Freak carries me after Miko, and the three of us travel through a city that frankly makes me feel seasick again because when we move, or when their legs move, it really seems more like the city rolls around them, kind of like we’re on an unseen treadmill and everything else is what moves and shifts around us.

There are no plants here. There’s nothing that I would call alive. I don’t see anything growing. I don’t see anything moving. No butterflies. No birds. Just the geometrically carved moving marble structures and a brilliant blue sky.

I don’t want to be rude, but I don’t like this place. It’s sterile. It’s not a place for things like me. That’s why my presence is a scandal.

“I know it seems strange,” he says. “It looks different to me than it does to you…”

“Stop reading my mind,” I complain.

“Sorry,” he says. “It’s just I can feel your alienation. And I want you to know that it is normal. We won’t be here for that long.”

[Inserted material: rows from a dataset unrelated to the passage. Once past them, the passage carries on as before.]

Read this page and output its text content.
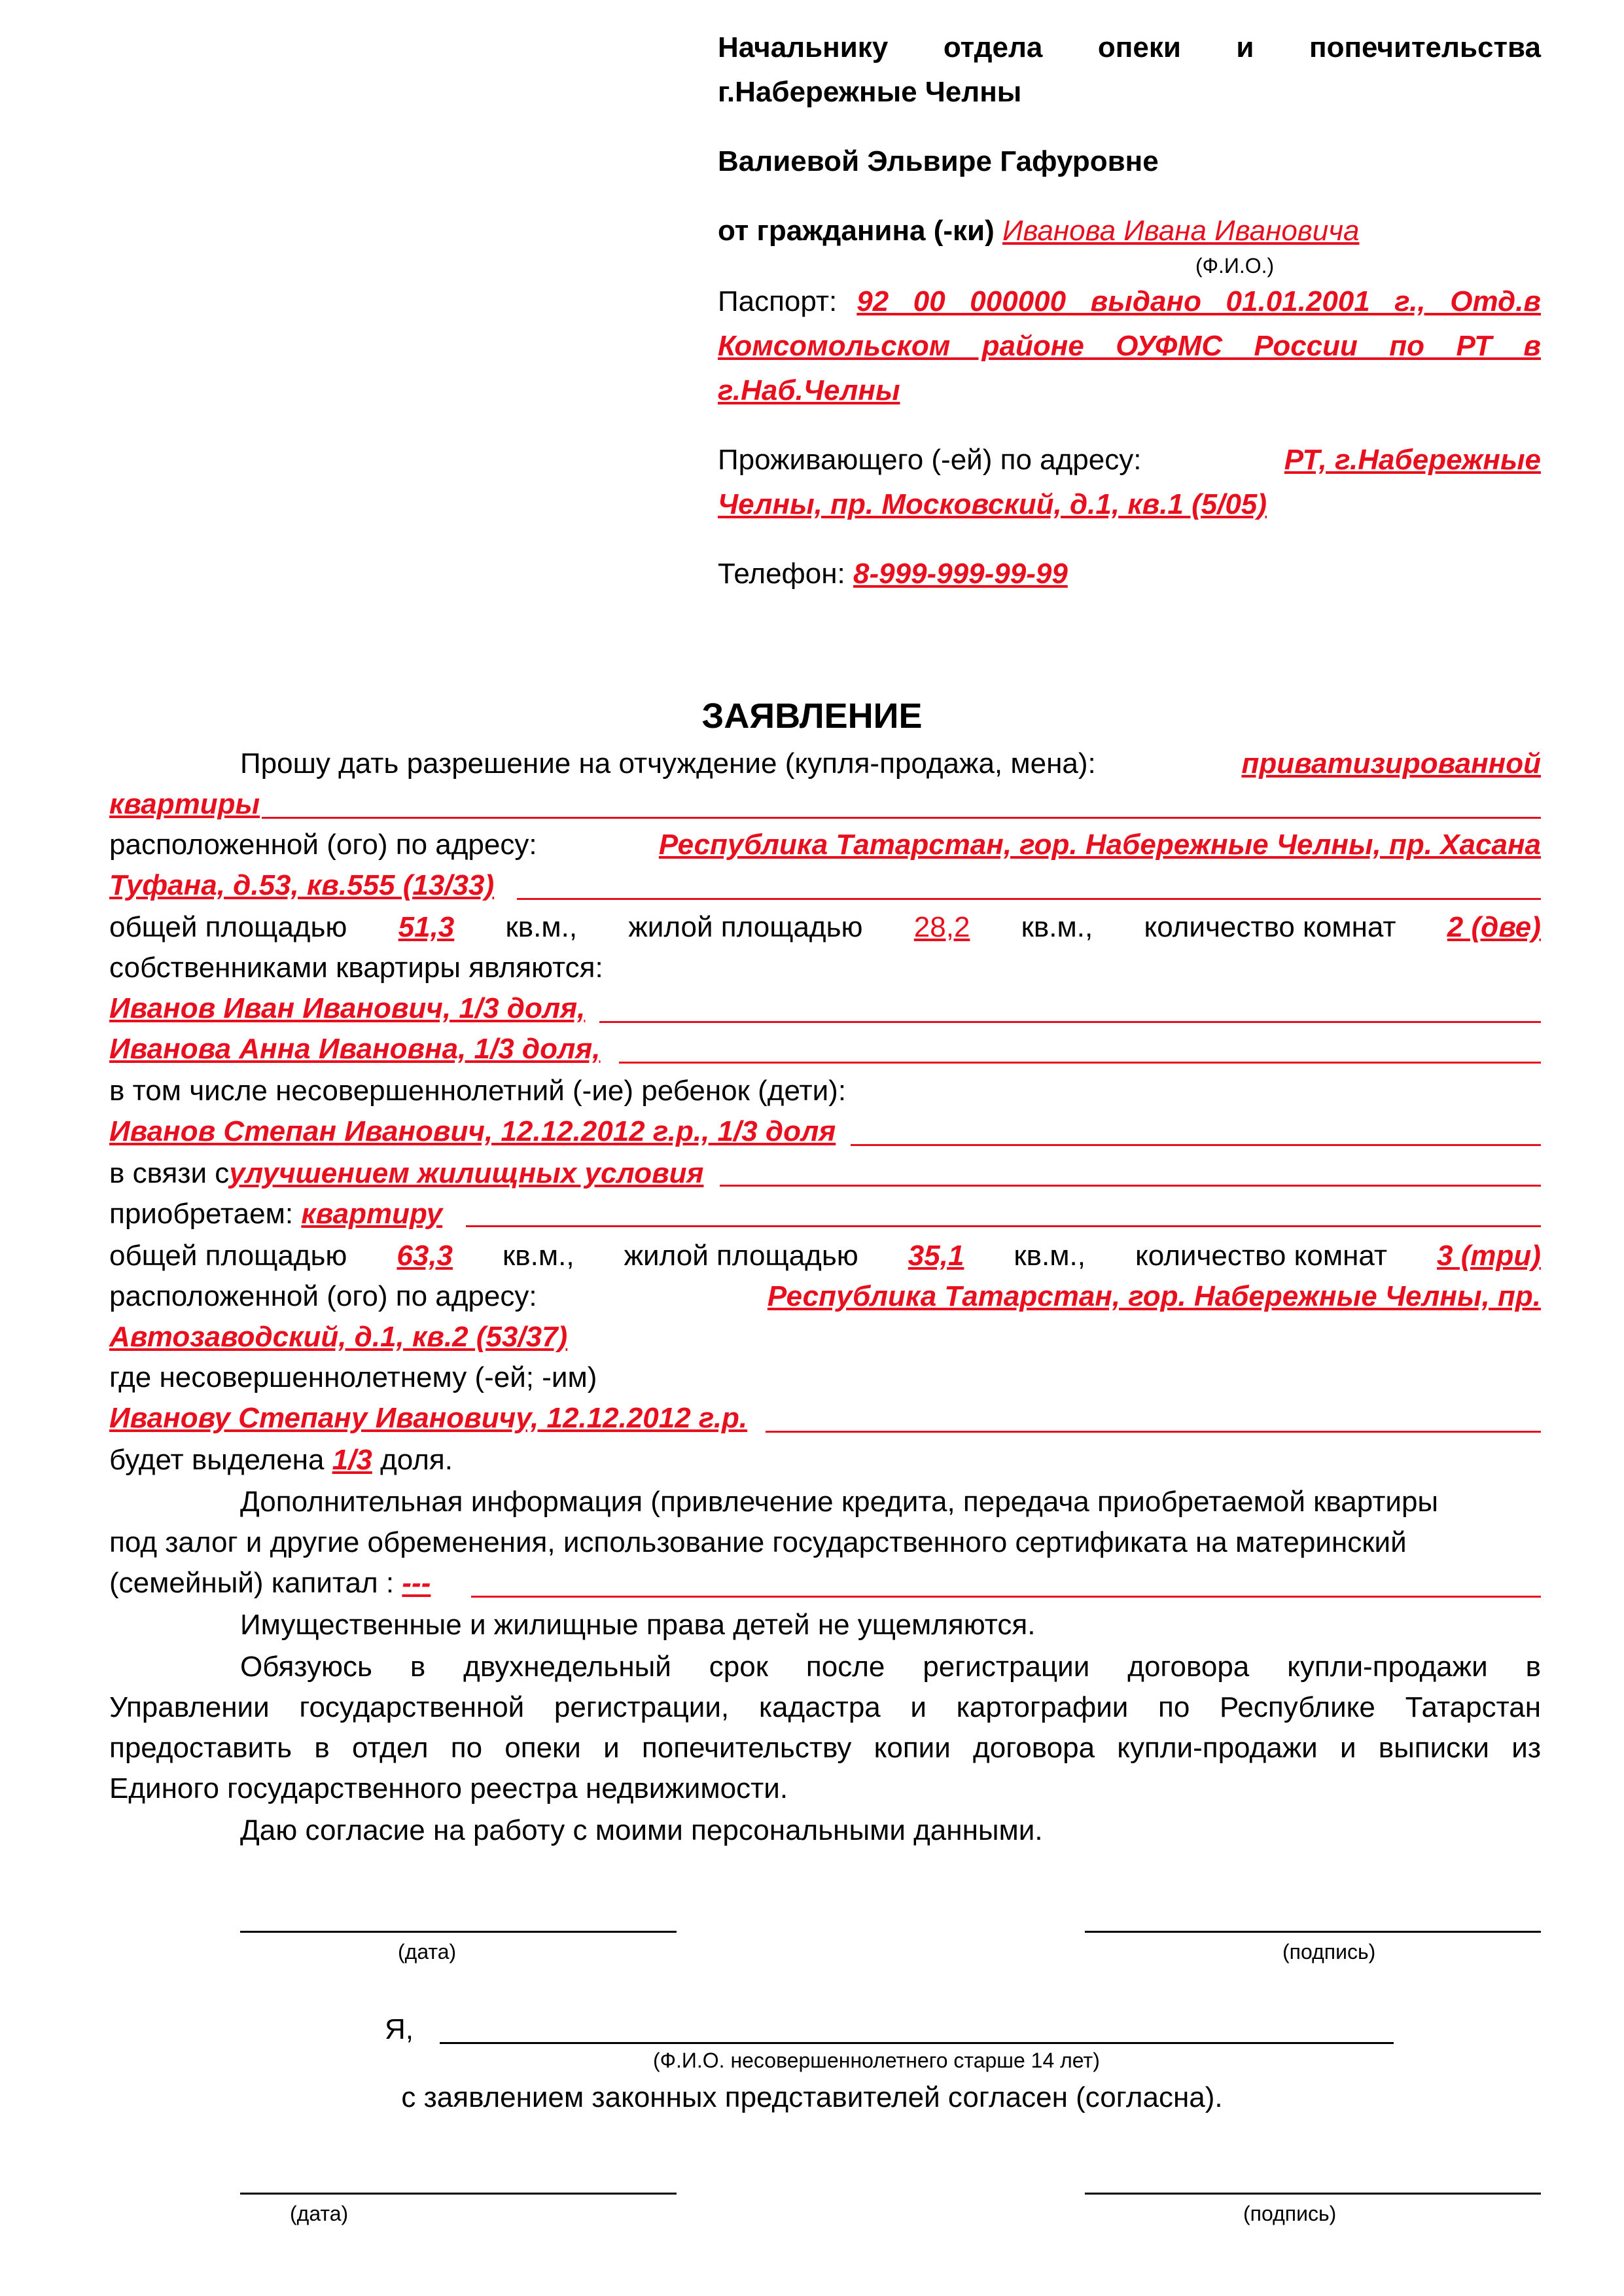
Начальнику отдела опеки и попечительства
г.Набережные Челны
Валиевой Эльвире Гафуровне
от гражданина (-ки) Иванова Ивана Ивановича
(Ф.И.О.)
Паспорт: 92 00 000000 выдано 01.01.2001 г., Отд.в
Комсомольском районе ОУФМС России по РТ в
г.Наб.Челны
Проживающего (-ей) по адресу:	РТ, г.Набережные
Челны, пр. Московский, д.1, кв.1 (5/05)
Телефон: 8-999-999-99-99
ЗАЯВЛЕНИЕ
Прошу дать разрешение на отчуждение (купля-продажа, мена):	приватизированной
квартиры
расположенной (ого) по адресу:	Республика Татарстан, гор. Набережные Челны, пр. Хасана
Туфана, д.53, кв.555 (13/33)
общей площадью 51,3 кв.м., жилой площадью 28,2 кв.м., количество комнат 2 (две)
собственниками квартиры являются:
Иванов Иван Иванович, 1/3 доля,
Иванова Анна Ивановна, 1/3 доля,
в том числе несовершеннолетний (-ие) ребенок (дети):
Иванов Степан Иванович, 12.12.2012 г.р., 1/3 доля
в связи сулучшением жилищных условия
приобретаем: квартиру
общей площадью 63,3 кв.м., жилой площадью 35,1 кв.м., количество комнат 3 (три)
расположенной (ого) по адресу:	Республика Татарстан, гор. Набережные Челны, пр.
Автозаводский, д.1, кв.2 (53/37)
где несовершеннолетнему (-ей; -им)
Иванову Степану Ивановичу, 12.12.2012 г.р.
будет выделена 1/3 доля.
Дополнительная информация (привлечение кредита, передача приобретаемой квартиры
под залог и другие обременения, использование государственного сертификата на материнский
(семейный) капитал : ---
Имущественные и жилищные права детей не ущемляются.
Обязуюсь в двухнедельный срок после регистрации договора купли-продажи в
Управлении государственной регистрации, кадастра и картографии по Республике Татарстан
предоставить в отдел по опеки и попечительству копии договора купли-продажи и выписки из
Единого государственного реестра недвижимости.
Даю согласие на работу с моими персональными данными.
(дата)	(подпись)
Я,
(Ф.И.О. несовершеннолетнего старше 14 лет)
с заявлением законных представителей согласен (согласна).
(дата)	(подпись)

“Oh? We’re not staying in the geometric marble hellscape?”

That was rude of me, but I’d really like to be somewhere that the walls feel like they really exist. I want to be somewhere there’s ladybirds, or at least a bug or two. I guess the station didn’t have plants or bugs on it either that I saw, but it felt more alive than this place. This feels like a place that only exists in theory, and I don’t think I can survive in theory.